Although the study by Boutin et al. (2017) firmly validates K-RAS as a therapeutic target for CRC, the fact remains that it is not presently possible to target K-RAS directly. Instead, current efforts to develop targeted therapies for K-RAS mutant cancers focus on downstream pathways. The study by Boutin et al. (2017) revealed that metastases arose only from tumors expressing mutant K-RAS and that the TGFB1/CMS4 transcriptional signature identified in human CRCs is strongly enhanced in K-RAS mutant adenocarcinomas relative to K-RAS wild-type adenomas. The investigators then demonstrated that TGF-β treatment enhanced invasion of mouse CRC cells in the absence of mutant K-RAS, while TGF-β inhibition decreased invasion of K-RAS mutant cells. Together, these data suggest that TGF-β activation by mutant K-RAS is an important step in CRC invasion and metastasis in this mouse model.

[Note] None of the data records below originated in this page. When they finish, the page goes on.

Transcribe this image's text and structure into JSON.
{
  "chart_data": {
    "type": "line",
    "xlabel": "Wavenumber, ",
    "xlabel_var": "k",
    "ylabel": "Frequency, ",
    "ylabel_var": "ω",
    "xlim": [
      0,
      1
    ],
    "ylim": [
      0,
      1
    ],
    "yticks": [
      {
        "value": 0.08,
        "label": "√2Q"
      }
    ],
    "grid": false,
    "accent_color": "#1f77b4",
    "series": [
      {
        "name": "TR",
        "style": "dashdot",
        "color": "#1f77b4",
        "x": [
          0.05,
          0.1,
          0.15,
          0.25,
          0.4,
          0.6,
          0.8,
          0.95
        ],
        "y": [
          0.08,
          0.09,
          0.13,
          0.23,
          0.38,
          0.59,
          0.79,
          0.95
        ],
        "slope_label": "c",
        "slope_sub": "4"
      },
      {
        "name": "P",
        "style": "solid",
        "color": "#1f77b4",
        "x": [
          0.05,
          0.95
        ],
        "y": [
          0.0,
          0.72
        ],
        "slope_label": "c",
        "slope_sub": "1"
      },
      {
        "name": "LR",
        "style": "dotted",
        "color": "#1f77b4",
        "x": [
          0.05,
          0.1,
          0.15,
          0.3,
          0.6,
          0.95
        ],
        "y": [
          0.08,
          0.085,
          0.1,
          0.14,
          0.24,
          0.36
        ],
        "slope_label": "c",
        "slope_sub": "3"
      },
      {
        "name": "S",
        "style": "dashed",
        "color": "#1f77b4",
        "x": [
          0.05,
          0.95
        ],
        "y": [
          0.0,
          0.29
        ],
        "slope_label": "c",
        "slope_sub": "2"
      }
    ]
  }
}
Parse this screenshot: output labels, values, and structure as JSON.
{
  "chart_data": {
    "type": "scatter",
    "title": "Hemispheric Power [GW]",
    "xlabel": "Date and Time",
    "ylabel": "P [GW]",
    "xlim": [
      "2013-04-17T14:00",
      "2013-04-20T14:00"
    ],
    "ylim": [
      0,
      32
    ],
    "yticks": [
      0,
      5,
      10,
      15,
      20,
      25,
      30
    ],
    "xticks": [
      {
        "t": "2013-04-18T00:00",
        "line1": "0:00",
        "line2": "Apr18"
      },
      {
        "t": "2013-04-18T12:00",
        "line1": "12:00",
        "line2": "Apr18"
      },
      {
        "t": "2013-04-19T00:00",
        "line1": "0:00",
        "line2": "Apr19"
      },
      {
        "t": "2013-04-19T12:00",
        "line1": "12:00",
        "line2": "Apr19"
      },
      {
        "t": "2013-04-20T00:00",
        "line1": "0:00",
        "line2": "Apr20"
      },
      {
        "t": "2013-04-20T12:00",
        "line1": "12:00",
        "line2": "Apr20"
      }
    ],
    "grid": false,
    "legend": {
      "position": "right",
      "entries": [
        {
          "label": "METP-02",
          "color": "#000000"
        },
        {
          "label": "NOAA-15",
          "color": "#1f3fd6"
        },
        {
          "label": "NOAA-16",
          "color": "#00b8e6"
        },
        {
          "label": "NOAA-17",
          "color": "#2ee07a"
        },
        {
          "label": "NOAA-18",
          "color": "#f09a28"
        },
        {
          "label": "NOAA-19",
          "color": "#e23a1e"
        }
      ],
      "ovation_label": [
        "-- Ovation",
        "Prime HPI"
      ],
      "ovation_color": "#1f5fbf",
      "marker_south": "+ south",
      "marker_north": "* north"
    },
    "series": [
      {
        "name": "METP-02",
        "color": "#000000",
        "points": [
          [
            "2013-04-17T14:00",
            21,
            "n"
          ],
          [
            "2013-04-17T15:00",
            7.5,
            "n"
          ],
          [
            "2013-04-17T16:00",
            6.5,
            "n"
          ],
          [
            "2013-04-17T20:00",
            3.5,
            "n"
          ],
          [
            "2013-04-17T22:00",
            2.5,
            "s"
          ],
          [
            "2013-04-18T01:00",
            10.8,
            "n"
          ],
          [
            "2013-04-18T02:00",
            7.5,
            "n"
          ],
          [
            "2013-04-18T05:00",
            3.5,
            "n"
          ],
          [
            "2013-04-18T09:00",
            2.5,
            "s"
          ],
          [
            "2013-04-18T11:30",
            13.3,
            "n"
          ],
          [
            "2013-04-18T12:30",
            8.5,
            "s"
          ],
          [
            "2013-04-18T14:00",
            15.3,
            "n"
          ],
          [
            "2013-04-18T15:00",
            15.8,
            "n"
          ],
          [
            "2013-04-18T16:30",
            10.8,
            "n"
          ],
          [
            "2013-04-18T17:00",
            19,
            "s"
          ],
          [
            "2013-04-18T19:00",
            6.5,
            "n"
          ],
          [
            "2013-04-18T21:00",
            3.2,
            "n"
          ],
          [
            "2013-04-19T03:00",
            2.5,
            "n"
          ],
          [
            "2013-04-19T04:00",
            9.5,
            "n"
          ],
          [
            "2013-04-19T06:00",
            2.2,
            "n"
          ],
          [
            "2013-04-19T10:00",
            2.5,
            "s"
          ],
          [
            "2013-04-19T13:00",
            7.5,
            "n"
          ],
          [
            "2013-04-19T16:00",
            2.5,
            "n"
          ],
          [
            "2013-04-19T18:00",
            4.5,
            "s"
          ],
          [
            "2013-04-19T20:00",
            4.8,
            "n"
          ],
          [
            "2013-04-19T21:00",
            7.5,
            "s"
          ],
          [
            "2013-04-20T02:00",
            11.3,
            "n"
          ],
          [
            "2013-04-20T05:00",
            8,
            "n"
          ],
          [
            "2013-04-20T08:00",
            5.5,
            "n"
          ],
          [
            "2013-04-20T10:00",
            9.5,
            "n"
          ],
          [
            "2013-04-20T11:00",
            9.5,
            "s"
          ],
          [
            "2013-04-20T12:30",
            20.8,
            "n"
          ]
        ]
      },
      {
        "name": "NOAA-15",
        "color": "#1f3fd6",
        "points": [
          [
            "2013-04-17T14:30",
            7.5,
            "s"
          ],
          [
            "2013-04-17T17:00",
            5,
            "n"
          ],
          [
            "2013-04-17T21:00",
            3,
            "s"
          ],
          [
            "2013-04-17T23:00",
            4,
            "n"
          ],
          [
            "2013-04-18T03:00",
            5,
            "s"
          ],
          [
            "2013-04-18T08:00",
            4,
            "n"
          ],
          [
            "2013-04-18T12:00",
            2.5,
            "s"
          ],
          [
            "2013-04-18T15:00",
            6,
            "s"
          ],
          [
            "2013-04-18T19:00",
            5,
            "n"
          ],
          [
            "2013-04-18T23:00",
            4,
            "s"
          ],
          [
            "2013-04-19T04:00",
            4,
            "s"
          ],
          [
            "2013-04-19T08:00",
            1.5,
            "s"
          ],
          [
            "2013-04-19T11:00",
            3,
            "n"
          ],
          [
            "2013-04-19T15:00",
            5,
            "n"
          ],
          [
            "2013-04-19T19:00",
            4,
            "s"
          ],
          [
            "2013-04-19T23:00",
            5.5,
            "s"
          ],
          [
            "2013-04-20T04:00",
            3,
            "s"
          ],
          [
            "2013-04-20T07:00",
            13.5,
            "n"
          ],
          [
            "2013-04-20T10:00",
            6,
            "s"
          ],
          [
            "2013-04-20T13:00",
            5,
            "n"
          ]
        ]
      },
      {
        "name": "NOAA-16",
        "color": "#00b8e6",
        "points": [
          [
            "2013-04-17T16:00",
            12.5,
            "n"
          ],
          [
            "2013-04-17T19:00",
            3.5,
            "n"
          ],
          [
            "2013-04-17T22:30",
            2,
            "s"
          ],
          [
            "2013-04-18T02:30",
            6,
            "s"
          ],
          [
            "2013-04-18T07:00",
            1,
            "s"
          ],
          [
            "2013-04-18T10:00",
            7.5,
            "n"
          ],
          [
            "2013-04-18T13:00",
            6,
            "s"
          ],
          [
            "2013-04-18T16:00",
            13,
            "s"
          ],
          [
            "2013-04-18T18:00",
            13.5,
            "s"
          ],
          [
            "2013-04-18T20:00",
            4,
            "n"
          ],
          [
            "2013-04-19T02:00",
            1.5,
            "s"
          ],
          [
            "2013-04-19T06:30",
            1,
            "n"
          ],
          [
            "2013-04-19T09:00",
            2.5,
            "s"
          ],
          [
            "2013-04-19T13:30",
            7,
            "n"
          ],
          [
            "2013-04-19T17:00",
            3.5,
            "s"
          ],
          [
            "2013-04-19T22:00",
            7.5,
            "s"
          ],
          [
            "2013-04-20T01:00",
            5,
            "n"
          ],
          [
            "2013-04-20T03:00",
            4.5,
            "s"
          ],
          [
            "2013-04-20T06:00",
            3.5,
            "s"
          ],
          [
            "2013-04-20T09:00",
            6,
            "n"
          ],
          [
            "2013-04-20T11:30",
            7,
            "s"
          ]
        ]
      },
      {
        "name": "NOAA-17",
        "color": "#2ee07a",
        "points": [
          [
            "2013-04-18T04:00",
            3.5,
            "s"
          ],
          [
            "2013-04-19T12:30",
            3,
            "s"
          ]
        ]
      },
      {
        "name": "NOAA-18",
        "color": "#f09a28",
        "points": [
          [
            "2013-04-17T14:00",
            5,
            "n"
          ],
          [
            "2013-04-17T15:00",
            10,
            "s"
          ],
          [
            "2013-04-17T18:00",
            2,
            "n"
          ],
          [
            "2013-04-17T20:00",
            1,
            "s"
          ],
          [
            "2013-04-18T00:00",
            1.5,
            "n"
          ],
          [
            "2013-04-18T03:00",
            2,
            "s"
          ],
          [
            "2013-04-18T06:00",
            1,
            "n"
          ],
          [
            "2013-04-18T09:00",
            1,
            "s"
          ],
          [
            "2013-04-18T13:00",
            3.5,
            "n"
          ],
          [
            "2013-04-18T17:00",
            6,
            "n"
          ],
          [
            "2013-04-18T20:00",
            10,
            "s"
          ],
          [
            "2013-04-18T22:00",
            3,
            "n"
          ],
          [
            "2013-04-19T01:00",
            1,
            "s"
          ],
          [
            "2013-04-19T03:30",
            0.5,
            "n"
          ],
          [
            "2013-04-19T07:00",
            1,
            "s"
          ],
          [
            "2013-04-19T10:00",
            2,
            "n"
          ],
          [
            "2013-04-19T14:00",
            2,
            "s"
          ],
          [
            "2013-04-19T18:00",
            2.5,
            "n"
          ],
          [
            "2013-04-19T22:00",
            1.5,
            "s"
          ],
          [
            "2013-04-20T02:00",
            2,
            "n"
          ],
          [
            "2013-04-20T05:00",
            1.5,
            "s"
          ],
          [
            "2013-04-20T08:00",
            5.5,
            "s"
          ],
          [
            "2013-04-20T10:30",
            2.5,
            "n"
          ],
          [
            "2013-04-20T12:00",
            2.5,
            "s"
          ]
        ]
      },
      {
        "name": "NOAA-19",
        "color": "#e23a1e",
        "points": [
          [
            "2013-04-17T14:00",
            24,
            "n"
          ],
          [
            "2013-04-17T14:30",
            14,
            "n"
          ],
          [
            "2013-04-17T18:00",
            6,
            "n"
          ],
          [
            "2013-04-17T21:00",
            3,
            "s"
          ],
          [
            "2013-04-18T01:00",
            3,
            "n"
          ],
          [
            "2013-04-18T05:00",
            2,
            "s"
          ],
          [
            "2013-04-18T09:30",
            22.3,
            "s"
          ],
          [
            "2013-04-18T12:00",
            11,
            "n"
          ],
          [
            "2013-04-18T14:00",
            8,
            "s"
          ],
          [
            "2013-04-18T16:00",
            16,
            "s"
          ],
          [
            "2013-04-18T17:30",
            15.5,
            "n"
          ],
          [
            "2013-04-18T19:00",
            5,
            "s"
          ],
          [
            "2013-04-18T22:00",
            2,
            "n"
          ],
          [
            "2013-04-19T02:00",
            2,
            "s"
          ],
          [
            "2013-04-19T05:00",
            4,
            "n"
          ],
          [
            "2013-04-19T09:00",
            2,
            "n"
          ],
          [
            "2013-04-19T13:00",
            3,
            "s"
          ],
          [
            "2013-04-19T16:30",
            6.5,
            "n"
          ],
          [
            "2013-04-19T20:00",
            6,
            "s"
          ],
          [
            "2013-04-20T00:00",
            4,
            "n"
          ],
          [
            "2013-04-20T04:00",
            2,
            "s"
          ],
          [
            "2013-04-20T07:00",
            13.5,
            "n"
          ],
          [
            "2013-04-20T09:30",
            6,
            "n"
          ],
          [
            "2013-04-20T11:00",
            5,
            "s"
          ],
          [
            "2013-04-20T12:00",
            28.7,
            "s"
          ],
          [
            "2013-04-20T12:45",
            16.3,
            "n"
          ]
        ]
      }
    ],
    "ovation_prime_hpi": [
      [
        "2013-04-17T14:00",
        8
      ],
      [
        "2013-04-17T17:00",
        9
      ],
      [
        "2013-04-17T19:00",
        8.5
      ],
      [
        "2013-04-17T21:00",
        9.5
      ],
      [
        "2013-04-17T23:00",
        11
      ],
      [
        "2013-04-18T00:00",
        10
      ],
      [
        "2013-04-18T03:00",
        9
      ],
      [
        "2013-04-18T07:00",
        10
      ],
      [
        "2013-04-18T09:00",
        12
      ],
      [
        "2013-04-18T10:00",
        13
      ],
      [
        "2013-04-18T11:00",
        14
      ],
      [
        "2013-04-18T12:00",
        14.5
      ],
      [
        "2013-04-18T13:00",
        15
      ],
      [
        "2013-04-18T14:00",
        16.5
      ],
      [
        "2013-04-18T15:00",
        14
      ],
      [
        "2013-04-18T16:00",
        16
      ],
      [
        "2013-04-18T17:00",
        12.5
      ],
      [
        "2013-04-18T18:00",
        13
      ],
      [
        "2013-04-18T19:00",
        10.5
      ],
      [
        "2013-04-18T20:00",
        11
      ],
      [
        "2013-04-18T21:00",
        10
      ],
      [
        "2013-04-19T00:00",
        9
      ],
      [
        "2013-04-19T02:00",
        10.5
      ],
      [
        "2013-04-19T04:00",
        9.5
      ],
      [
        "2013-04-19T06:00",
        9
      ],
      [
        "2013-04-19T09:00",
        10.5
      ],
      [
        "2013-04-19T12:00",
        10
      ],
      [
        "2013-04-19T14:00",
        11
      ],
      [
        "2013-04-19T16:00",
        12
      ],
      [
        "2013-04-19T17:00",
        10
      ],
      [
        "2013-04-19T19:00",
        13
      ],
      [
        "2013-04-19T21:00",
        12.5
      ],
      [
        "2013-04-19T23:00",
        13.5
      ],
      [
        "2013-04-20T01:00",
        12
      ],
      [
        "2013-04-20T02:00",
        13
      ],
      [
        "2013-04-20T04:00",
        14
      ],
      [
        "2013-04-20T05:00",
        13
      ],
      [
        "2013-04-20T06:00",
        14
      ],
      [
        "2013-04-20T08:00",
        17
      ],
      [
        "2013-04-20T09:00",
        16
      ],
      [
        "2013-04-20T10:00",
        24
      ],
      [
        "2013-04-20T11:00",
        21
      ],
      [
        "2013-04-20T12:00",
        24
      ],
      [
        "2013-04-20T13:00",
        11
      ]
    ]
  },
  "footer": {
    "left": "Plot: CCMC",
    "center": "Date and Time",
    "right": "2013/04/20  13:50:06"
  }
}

TGF-β signaling is initiated upon ligand binding to type I and type II serine/threonine kinase receptors (TGFBRI and TGFBRII), which then feed into the SMAD family of intracellular proteins that regulate contextual transcriptional responses. TGF-β signaling can have tumor-suppressive activity, including induction of cell cycle arrest and apoptosis. Paradoxically, TGF-β signaling also induces protumorigenic effects, such as epithelial-to-mesenchymal transition (EMT) and invasion, consistent with its potential role downstream from K-RAS in the Boutin et al. (2017) model. Nevertheless, the TGF-β pathway is frequently inactivated in CRC through mutation of TGFBRII or SMADs, suggesting that it is most commonly functioning as a tumor suppressor pathway in this tumor context. In mice, combined TGFBRII loss and K-RAS activation leads to intestinal tumorigenesis in the absence of an APC mutation, and these tumors metastasize to the lung (Trobridge et al. 2009). However, when TGF-β signaling remains intact, as in the Boutin et al. (2017) model, cells can take advantage of the EMT- and invasion-promoting effects. Indeed, oncogenic RAS and RAF are known to promote a TGF-β autocrine loop to stimulate EMT and tumor invasion (Oft et al. 1996; Lehmann et al. 2000; Fujimoto et al. 2001). This autocrine loop is likely functioning in the Boutin et al. (2017) model, as TGF-β1 is up-regulated by mutant K-RAS. Of note, TGF-β1 is overexpressed in a subset of human CRCs and is associated with increased metastasis and poor prognosis (Zhu et al. 2015). Nevertheless, K-RAS mutation and TGF-β1 overexpression are mutually exclusive in human CRCs (The Cancer Genome Atlas Network 2012), so the molecular mechanisms linking activated K-RAS to TGF-β signaling may be distinct in mice and humans. Regardless, the study by Boutin et al. (2017) provides an excellent example of how next-generation mouse models can be used to validate therapeutic targets and decipher molecular mechanisms of tumor progression.